Okay, now here's the part that used to intimidate me. The gravy! It's really not that hard, though, I've come to find out. The key is whisking like a madwoman. Also, I recommend having the milk jug available next to you on the counter and already open right before you take the meat off. Once you remove the meat onto your plate, pour out the excess oil, reserving a little in your pan along with the brown bits. Start whisking! I mean it, people. With your other hand, sprinkle the leftover flour mixture, whisking it constantly, until you have a roux.

Let it cook long enough to get rid of that raw flour taste, but don't let it burn! It'll only take a minute or two. You want it to be a nice, nutty color. Be ready with that milk.

Pour in the milk while whisking, trying to combine it smoothly. Keep on pouring until the consistency is pretty watery.
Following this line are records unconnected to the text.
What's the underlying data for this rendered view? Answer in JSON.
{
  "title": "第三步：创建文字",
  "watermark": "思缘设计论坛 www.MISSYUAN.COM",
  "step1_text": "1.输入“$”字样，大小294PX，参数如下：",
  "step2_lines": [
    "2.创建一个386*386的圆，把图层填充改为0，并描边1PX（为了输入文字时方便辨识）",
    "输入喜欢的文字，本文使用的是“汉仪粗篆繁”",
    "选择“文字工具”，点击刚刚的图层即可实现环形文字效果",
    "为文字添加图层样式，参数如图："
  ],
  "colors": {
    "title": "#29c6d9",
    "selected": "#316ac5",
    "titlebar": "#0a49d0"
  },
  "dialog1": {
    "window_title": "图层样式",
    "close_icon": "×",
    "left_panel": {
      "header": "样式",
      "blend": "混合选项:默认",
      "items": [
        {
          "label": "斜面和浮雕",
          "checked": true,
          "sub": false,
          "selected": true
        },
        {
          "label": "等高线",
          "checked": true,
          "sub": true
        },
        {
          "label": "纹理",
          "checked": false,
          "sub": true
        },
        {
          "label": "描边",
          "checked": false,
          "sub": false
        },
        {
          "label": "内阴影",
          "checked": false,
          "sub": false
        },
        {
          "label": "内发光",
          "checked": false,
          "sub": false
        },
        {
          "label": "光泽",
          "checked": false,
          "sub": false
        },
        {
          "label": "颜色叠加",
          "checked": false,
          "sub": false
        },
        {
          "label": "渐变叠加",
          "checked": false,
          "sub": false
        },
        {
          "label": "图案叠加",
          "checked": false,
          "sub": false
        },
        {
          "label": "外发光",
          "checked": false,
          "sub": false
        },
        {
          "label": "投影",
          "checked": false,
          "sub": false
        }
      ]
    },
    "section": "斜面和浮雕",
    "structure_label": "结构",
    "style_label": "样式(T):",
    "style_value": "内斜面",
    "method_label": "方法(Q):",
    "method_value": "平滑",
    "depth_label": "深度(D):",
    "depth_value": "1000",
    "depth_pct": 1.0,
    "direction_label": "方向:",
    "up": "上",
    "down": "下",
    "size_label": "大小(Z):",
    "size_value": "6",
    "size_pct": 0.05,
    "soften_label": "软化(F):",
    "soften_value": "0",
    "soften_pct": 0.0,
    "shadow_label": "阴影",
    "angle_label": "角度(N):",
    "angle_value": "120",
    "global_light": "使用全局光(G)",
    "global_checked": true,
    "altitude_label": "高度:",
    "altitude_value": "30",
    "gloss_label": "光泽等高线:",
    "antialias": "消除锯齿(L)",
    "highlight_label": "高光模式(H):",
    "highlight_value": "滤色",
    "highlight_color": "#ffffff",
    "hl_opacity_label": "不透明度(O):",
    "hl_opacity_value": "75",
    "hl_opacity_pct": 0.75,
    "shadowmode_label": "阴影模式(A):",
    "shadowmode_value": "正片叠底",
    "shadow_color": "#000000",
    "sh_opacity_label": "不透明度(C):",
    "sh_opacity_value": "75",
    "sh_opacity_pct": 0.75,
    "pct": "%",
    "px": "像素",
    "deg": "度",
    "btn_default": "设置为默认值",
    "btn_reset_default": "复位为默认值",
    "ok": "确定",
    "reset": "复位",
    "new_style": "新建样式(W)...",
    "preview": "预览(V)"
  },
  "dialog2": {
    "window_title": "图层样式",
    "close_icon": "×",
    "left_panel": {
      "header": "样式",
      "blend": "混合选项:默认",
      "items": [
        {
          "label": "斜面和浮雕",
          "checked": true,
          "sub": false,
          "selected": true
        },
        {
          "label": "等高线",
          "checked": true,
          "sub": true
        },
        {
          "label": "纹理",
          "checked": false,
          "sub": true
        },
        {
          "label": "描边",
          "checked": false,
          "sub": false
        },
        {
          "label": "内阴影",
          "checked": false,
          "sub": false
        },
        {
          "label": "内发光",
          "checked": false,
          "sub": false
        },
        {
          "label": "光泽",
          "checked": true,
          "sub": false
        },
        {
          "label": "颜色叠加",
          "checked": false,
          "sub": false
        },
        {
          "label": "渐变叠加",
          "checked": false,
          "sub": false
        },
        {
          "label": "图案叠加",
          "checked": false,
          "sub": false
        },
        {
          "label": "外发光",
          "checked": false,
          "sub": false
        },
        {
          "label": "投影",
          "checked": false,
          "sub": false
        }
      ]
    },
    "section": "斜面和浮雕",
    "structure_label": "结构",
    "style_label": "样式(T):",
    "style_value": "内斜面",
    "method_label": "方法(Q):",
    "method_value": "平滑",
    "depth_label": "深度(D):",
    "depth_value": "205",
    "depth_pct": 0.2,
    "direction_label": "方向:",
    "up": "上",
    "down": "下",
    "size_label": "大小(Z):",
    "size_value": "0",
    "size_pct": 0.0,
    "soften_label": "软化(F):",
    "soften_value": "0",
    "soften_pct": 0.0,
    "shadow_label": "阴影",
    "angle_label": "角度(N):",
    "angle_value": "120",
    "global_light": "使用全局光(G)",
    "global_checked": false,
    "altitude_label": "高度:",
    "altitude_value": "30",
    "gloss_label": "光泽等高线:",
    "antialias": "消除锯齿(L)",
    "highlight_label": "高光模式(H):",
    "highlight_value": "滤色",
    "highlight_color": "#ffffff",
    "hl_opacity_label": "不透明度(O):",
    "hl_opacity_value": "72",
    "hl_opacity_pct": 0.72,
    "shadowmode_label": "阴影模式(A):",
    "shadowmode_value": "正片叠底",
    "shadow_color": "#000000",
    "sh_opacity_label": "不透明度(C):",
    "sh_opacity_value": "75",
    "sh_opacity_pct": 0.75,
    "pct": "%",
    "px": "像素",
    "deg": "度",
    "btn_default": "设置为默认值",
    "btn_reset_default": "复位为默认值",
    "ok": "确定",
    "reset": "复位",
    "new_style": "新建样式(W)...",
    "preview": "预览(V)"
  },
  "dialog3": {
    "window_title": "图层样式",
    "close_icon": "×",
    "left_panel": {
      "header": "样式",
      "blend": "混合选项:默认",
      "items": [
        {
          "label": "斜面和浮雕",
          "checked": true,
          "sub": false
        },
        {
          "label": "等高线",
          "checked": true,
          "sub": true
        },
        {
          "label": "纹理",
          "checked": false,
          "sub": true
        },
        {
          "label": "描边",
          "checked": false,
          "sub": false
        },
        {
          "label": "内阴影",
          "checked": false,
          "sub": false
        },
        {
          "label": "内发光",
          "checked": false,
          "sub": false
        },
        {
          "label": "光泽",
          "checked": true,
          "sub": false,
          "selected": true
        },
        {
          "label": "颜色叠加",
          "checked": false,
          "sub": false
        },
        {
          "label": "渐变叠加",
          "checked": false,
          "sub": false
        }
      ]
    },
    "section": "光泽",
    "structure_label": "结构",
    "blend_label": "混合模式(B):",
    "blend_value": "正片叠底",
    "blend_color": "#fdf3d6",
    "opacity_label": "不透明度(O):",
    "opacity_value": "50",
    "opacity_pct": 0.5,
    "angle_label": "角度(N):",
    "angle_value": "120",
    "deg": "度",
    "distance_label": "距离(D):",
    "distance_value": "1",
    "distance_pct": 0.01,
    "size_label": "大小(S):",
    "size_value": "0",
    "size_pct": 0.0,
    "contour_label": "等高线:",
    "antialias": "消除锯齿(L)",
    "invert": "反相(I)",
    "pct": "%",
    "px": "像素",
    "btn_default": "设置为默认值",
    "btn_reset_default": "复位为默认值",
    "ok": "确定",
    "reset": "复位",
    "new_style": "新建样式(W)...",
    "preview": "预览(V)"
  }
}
 You don't want it to be thick yet. You need some time to mash your potatoes! If it's getting thick too quickly, add a little more milk and reduce the heat.

 I had Colton stir the gravy as it thickened while I mashed the potatoes. If you're alone in the kitchen, like I usually am, it's okay if you don't whisk constantly at this stage as long as you have the heat on low. But definitely give it a good stir every 30 seconds or so, or it'll stick. Once the gravy reaches your desired consistency, remove it to a bowl or gravy boat.

 Now the easy part! I drain my potatoes and then dump them back into the same pot to mash them. I use alot of sour cream, and a good splash of milk or cream to thin them.

 But you can add whatever you want!

 Oh my! Oh my! (Colton gets two pieces because he's a hungry man.)

I never trusted gravy when I was a kid, but now I can't get enough of it. 

And finally... don't try to put the green bean ends down the garbage disposal. Green bean water. Gross! I tried by good old alan wrench method to fix the clog*, but to no avail, so I spent about an hour this evening up to my elbow in this stuff.

* I have a terrible tendency to put things down the disposal that I shouldn't, so I've had to fix a number of clogs. It's actually pretty easy unless it's really bad (like if you crammed two cups of green bean ends in there). Look under the disposal. There should be a red button on the bottom - if it's not pushed in, push it in. It's sortof a safety trigger, so your disposal automatically shuts off if there's a bone or a spoon in there. Next, take a hexagonal alan wrench and stick it in the little hole close to the red button, and wiggle it back and forth until you can make a full rotation easily. Then turn on the water and try turning the disposal back on - alot of the time, it'll work! If not, call a plumber.

1 comment:

  1. I made your green bean "recipe" tonight, along with fried chicken and mashed potatoes! Thanks for giving me some cooking inspiration - it was soooo yummy :)
    (If you have one, I highly suggest frying your chicken/steak in a cast iron skillet. It browns everything so well!)